When it comes to investing in prudent measures to protect the softest targets such as our seaports, electrical grid and chemical industry, we have largely squandered the past three years. This bipartisan state of neglect is not a result of a conscious decision to leave the nation exposed. Instead, it stems from a misplaced faith in our military and intelligence capabilities. Washington has been treating the war on terrorism like the other wars we fought and won during the last century - as an "away game," so to speak. Last May in a speech to a class of newly commissioned Coast Guard officers, Vice President Dick Cheney put it this way: "Wars are not won on the defensive. To fully and finally remove this danger (of terrorism), we have only one option - and that's to take the fight to the enemy."
This "over there" approach has translated into virtually all of America's counterterrorism eggs being placed in the offense basket. Consider that Washington is spending more every three days on the war in Iraq than the federal government has invested in the past three years to secure the nation's 361 seaports, including Port Elizabeth and Port Newark.
Meanwhile, the enemy is not cooperating. Rather than patiently waiting to be rounded up in Iraq or Afghanistan, al Qaeda is methodically staking out targets in the United States. There are plenty to choose from because the systems supporting America's daily life - finance, transportation, information, energy, food and water - are wide open.
The dilemma is clear. We have a second-to-none military, so our enemies are doing what all adversaries do: trying to exploit our weaknesses. We can afford to spend more on military hardware than the next 30 nations combined because we are also the world's dominant economic power. But our economic power derives from our reliance on domestic and global networks that the marketplace never got around to securing. Al Qaeda has figured this out, so why hasn't Washington?
Part of the problem is that the federal government has created a division of labor that restricts its own ability to act. According to President Bush's National Strategy for Homeland Security, the federal government's job is national defense and border security. But "for other aspects of homeland security, sufficient incentives exist in the private market to supply protection."
But it turns out there is not a market case for the private sector to secure itself. Without clearly defined and well-enforced requirements, private companies are not investing in comprehensive measures to protect the infrastructure they, and we, depend on. Executives worry such investments will place their companies at a competitive disadvantage. Security is not free; a company incurs costs when it invests to protect the portion of the infrastructure it controls. If other companies do not make a similar investment, the security-conscious company stands to lose market share.
Also, when terrorists strike, a company that invested in security still will suffer the attack's disruptive consequences. Given this reality, rational CEOs may be tossing and turning at night, contemplating how vulnerable their sectors are to terrorist attacks. But they wake up to focus on the bottom line, which does not include new investments in comprehensive security.
Washington and the private sector need to wake up to the two central realities of our post-9/11 world. First, the U.S. government will not be able to provide intelligence that is specific and timely enough to guide targeted security investments. This means that a "wait for an alert"approach will always end up generating the kind of spasmodic, unfocused and expensive security measures that we are witnessing in Newark, New York and Washington.
Second, we cannot rely solely on offense. A laissez-faire approach to critical infrastructure protection is not working. Our exposure to profound disruption in the wake of the next attack - or threat - can be mitigated only if everyone is playing by the same security rules and those rules have teeth. When the standards are universal and mandatory, their cost is equally borne across the sector.

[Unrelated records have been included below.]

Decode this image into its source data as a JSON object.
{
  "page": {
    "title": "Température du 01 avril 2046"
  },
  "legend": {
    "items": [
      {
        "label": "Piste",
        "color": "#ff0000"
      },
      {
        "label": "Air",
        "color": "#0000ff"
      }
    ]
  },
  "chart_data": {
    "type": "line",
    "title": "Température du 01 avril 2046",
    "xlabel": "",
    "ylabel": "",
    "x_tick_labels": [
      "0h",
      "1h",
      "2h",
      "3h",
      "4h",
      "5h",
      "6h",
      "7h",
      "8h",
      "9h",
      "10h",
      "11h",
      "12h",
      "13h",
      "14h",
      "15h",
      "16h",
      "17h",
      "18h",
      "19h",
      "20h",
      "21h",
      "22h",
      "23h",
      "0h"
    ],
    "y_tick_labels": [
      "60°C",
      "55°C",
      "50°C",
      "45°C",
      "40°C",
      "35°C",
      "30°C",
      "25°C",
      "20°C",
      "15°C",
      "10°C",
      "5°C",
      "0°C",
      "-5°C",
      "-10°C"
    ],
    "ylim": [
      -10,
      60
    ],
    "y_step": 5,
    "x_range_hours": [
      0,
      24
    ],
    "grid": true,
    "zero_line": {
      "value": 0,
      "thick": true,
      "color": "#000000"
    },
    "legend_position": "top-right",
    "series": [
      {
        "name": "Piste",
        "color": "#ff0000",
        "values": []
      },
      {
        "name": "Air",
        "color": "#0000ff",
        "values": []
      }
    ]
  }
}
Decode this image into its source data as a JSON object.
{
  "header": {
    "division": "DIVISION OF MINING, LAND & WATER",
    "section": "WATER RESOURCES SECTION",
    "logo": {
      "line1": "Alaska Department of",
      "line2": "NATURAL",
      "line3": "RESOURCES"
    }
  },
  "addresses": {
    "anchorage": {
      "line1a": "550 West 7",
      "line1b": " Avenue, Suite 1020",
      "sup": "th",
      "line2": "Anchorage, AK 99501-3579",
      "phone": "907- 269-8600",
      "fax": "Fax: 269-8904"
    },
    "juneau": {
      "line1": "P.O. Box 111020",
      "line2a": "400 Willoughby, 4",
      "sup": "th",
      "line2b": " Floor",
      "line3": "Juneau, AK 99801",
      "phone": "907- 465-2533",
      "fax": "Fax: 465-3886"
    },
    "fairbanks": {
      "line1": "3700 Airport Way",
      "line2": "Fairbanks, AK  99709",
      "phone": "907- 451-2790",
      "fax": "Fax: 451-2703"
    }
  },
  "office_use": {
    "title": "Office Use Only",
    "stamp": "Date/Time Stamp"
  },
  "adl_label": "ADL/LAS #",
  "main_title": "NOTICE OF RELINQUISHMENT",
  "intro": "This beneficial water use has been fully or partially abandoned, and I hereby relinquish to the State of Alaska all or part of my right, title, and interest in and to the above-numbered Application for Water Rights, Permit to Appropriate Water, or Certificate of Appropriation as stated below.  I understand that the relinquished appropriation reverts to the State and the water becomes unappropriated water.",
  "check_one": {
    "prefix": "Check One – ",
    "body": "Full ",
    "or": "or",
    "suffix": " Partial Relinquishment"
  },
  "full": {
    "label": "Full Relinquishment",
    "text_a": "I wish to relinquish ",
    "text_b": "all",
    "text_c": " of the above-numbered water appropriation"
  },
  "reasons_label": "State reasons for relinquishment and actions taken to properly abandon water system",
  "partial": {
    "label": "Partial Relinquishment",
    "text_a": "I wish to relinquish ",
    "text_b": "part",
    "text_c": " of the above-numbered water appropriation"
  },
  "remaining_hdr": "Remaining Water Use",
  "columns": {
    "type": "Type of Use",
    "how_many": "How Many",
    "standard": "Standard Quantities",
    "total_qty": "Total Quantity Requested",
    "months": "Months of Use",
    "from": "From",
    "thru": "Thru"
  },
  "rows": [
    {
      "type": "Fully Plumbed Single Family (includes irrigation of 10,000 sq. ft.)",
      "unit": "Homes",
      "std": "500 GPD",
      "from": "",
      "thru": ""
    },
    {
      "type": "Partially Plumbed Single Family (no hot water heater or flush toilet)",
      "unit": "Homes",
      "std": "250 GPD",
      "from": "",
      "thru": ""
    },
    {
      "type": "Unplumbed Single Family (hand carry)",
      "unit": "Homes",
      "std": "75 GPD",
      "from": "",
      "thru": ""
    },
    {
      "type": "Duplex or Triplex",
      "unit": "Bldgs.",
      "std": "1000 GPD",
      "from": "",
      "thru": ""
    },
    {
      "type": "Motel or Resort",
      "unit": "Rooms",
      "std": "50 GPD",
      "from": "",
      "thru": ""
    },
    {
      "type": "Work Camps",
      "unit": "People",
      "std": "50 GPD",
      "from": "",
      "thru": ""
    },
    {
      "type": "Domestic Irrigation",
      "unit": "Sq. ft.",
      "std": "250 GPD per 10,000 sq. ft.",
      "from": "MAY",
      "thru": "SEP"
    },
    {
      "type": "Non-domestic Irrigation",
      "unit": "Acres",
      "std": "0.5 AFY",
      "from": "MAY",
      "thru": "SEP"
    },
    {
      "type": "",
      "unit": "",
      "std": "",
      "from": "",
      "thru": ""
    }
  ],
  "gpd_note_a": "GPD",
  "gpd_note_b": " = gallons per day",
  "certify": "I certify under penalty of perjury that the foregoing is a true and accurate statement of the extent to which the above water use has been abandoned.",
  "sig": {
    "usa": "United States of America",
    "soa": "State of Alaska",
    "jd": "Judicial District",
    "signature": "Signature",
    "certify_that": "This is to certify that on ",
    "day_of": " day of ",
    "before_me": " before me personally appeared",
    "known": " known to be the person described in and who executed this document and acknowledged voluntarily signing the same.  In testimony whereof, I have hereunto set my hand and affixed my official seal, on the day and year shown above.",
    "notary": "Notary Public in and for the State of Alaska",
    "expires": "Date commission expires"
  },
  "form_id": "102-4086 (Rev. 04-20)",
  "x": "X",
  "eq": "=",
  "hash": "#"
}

The debate in Washington and in boardrooms should not be if security measures are necessary, but what they will be and how to enforce them. The latest terror alert has amplified the urgency with which the federal government should be galvanizing the market to protect itself and the rest of us - because we are living on borrowed time.
Stephen Flynn is the Jeane J. Kirkpatrick senior fellow in national security studies at the Council on Foreign Relations and author of "America the Vulnerable: How Our Government Is Failing to Protect Us from Terrorism" (HarperCollins, 2004).